The Land of Forgotten Girls

Book Information
Rating: Outstanding
Reading/Interest Level: Primary, Intermediate, Young Adult
Author: Erin Entrada Kelly
Publisher: HarperCollins Publishers
Year: 2016
ISBN: 9780062238641
Pages: 299

This is a story of children, Sol and Ming, whose mother and sister dies in the Philippines. After moving to the United States, their father abandons them to their stepmother’s abusive care. Their neighborhood is a poor one; the park has no grass or playground and rats infest the walls of their four room apartment. Few people speak English and rarely do any ethnically diverse people speak to one another. Sol learns to cope with their hard situation by retelling and embellishing the bedtime stories her mother once told her about Auntie Jove who traveled the world having fantastic adventures. When these imaginative stories become all too real to her small sister, Sol has to do something to make the reality of their lives worth living.

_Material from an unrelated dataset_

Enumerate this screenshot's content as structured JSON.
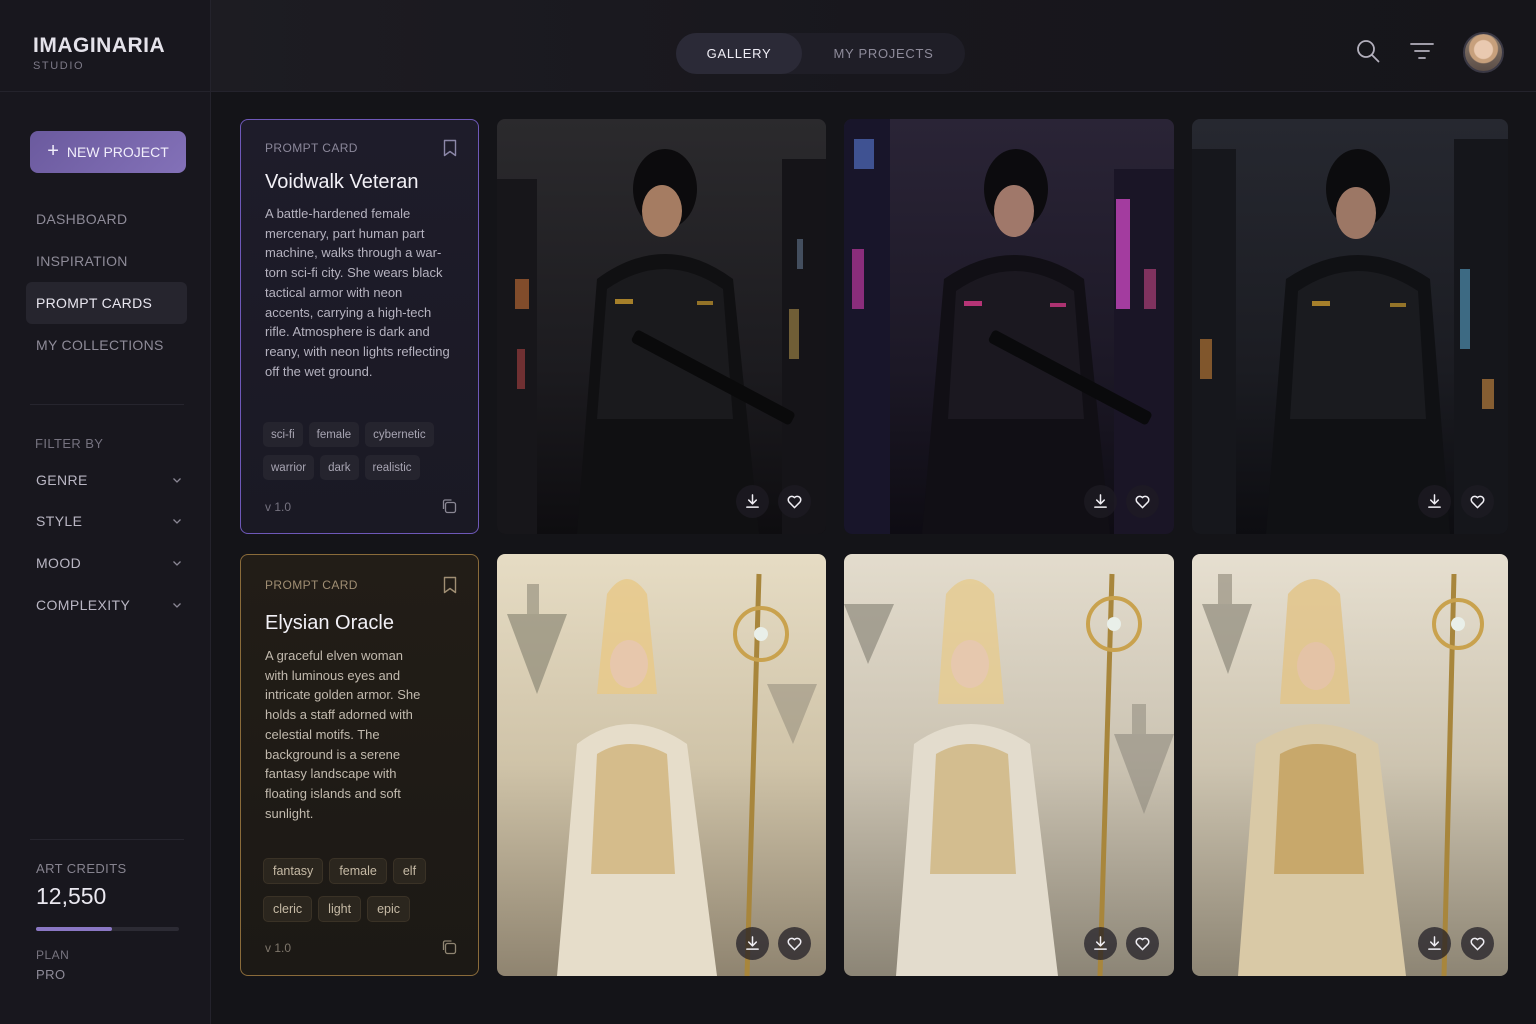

As Sol searches for ways to do this, she discovers that she isn’t alone, that there are people who care, that everyone has problems, and that there are glimmers of hope shining in the darkness.

Author Erin Kelly’s mother immigrated from the Philippines, and perhaps this is why the cultural references in this story are so realistic. Told through the eyes of twelve year old Soledad, this account illustrates the lives of two Filipino children in a new country. Believable characters such as Vea, the stepmother trapped in her role as the children she inherits; and Manny, Sol’s young Mexican American friend, help to move the plot along. Introducing the stereotypical ‘rich kids’ who attend private school displays a great contrast in the way people live, but also shows the reality that the rich girls are as deprived as Sol and Ming of real love and caring. Escaping reality into imagination is central to the charm of this book. The book is well written, full of humor and the sometimes impaired judgments of a young person forced to grow up too soon. Unlikely heroes come forward when Sol breaks down barriers of fear and tradition to help her sister. This book would be a good one for parents to read and discuss with their children as it deals with difficult and timely subjects. The impression upon finishing the book is one of poignant optimism.

*Contains insults, racial slurs, domestic abuse, and bullying.